Relatively little is known about the contribution of Ca²⁺ dependent and independent mechanisms in the contractility of neonatal smooth muscle. We have therefore studied Ca²⁺ homeostasis and Ca²⁺ sensitization mechanisms in 10-day and adult guinea pig gallbladder smooth muscle to elucidate developmental changes in these processes. Gallbladder contractility was evaluated by isometrical tension recordings from strips, [Ca²⁺ ]i was estimated by epifluorescence microscopy of fura-2 loaded isolated cells and protein expression and phosphorylation was assessed by western blot.
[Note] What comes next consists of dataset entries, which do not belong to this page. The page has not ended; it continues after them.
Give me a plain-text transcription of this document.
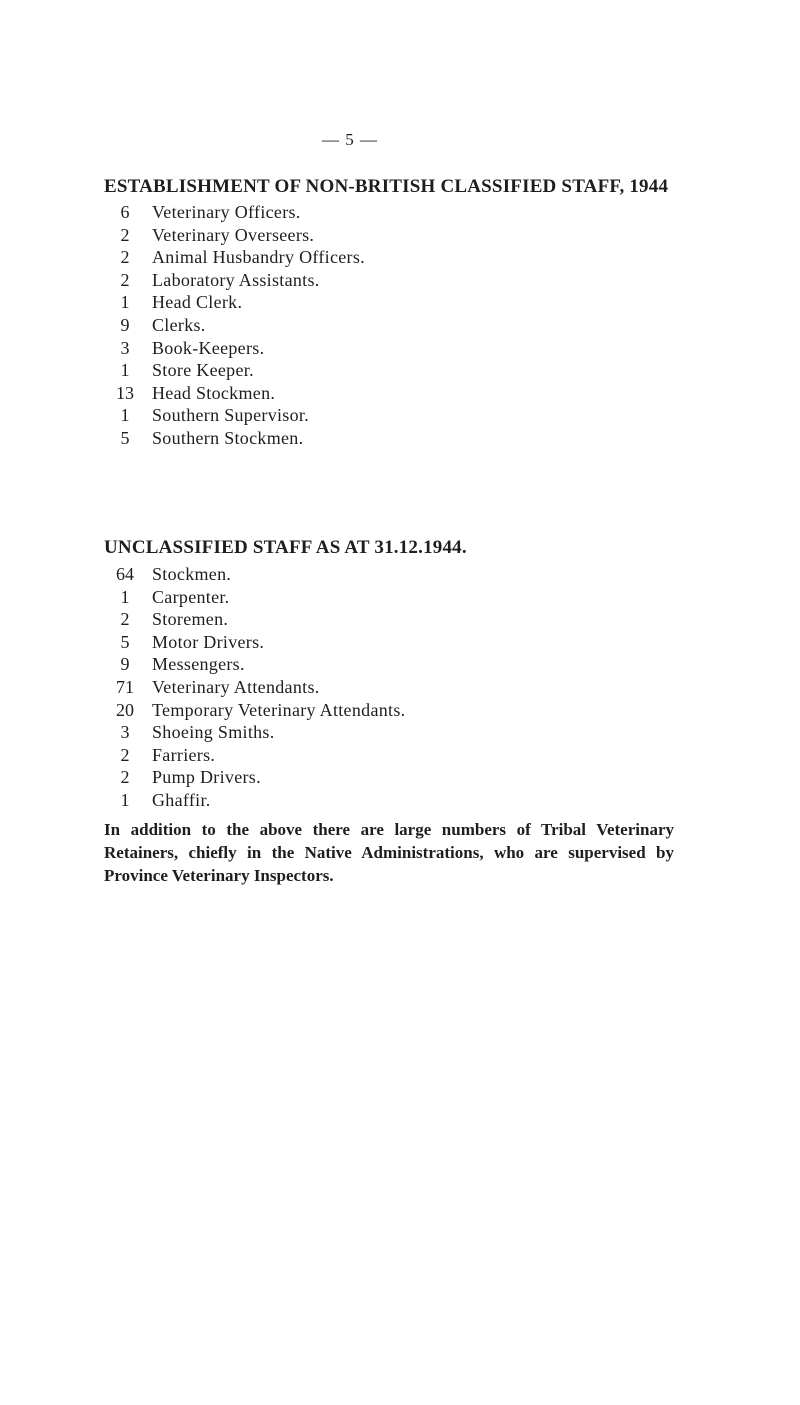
— 5 —
ESTABLISHMENT OF NON-BRITISH CLASSIFIED STAFF, 1944
6	Veterinary Officers.
2	Veterinary Overseers.
2	Animal Husbandry Officers.
2	Laboratory Assistants.
1	Head Clerk.
9	Clerks.
3	Book-Keepers.
1	Store Keeper.
13	Head Stockmen.
1	Southern Supervisor.
5	Southern Stockmen.
UNCLASSIFIED STAFF AS AT 31.12.1944.
64	Stockmen.
1	Carpenter.
2	Storemen.
5	Motor Drivers.
9	Messengers.
71	Veterinary Attendants.
20	Temporary Veterinary Attendants.
3	Shoeing Smiths.
2	Farriers.
2	Pump Drivers.
1	Ghaffir.

In addition to the above there are large numbers of Tribal Veterinary Retainers, chiefly in the Native Administrations, who are supervised by Province Veterinary Inspectors.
The neonatal gallbladder contracted significantly less to KCl and cholecystokinin (CCK) than adult tissue. KCl-induced impaired contractility correlated with a decrease in Ca²⁺ influx but, surprisingly, CCK-evoked response was associated with increased Ca²⁺ mobilization from intracellular stores, suggesting an impairment in Ca²⁺ sensitization mechanisms. The enhanced Ca²⁺ release in newborn gallbladder was the result of the increase in the size of the releasable Ca²⁺ pool, the decrease in the activity of extrusion mechanisms through plasma membrane and the over-activity of SERCA pump. The reduced Ca²⁺ sensitivity in neonatal tissues was demonstrated by the lack of effects Y27362, an inhibitor of Rho kinase (ROCK) and GF109203X, an inhibitor of protein kinase C (PKC), on agonist-induced contraction. In addition, neonatal gallbladder showed lower levels of RhoA, ROCK, PKC and the two effectors CPI-17 and MYPT1, and the absence of CPI-17 and MYPT1 phosphorylation in response to agonists.

In conclusion, our results indicate that the main mechanisms involved in smooth muscle contractility are under developmental regulation. Supported by BFU2004-0637.